A stroke may cause physical and mental difficulties. These can include mild to severe paralysis on one side of the body, difficulty understanding words or speaking, slow thinking, and fatigue.
Know your numbers
High blood pressure (greater than 140/90) is a leading cause of stroke. This is because the added pressure can damage and weaken blood vessels.
You can purchase a digital blood pressure monitor with an automatic arm cuff. A device like this costs about $60 at pharmacies. Routinely take your blood pressure at home. Do this in the morning and the evening, both sitting up and lying down, for several weeks or more. Record the readings in a log and bring this information with you when you see your primary care provider (PCP).
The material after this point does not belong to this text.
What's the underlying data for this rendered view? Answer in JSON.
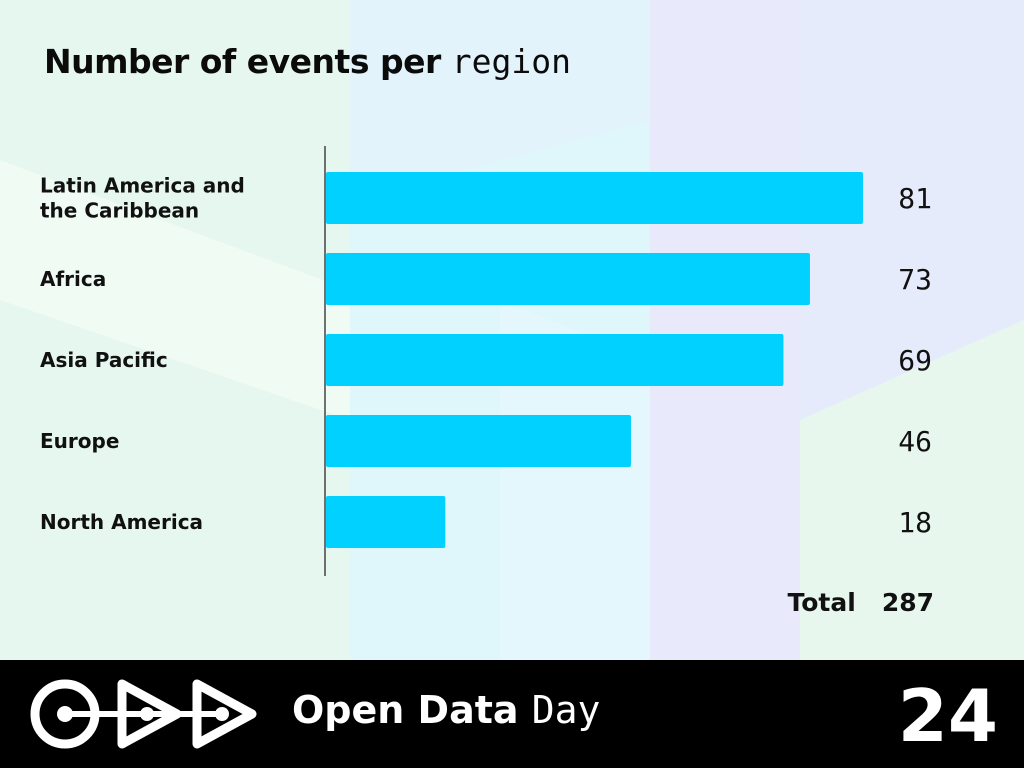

Uncontrolled blood sugar also is a risk factor for recurrent stroke. If you have diabetes, keep a log of your blood sugar as well. When your primary care provider has this information, along with your blood pressure readings, he or she can offer an effective plan of care with your medications and life style modifications.
Watch for side effects
Based on the data you provide, your PCP may put you on new medication or adjust the medication you’re already taking. In any event, take your medicine as directed. Don’t stop taking it unless your PCP tells you to do so, even if you feel fine.
But if you feel lightheaded, dizzy, confused, weak, or achy, tell your primary care provider immediately. Don't wait until your next appointment. These symptoms could be related to diabetes, high blood pressure, or a medication side effect
Keep up the good work
As another part of your recovery, you may need rehabilitation to recover the use of an affected arm or leg. Rehab can also help you regain your mental abilities. Inpatient and outpatient rehab may be part of your treatment plan for up to six months post-stroke. But progress doesn’t end there.
There are no time limits for stroke rehabilitation. Current research shows that the immediate time frame following a stroke is very important in recovering lost function. It also shows that ongoing rehabilitation has success in restoring function as well as preventing complications.
Practice your skills
Repetition and routine are important in training your brain to learn functional tasks again. You may need to practice the tasks you want to improve several hours each day. Some of that practice may need to be supervised by a physical therapist or a physician, and certainly family members can help. But much of it has to be done on your own. Encourage family members to let you do as much as possible yourself, even if you’re struggling.
For the best results, talk to your therapists about your program, and once you are home, get some help in setting up the best conditions for doing alternate activities several hours a day. If necessary, talk to your PCP about ways to increase your focus and concentration. Aim for small advances day by day.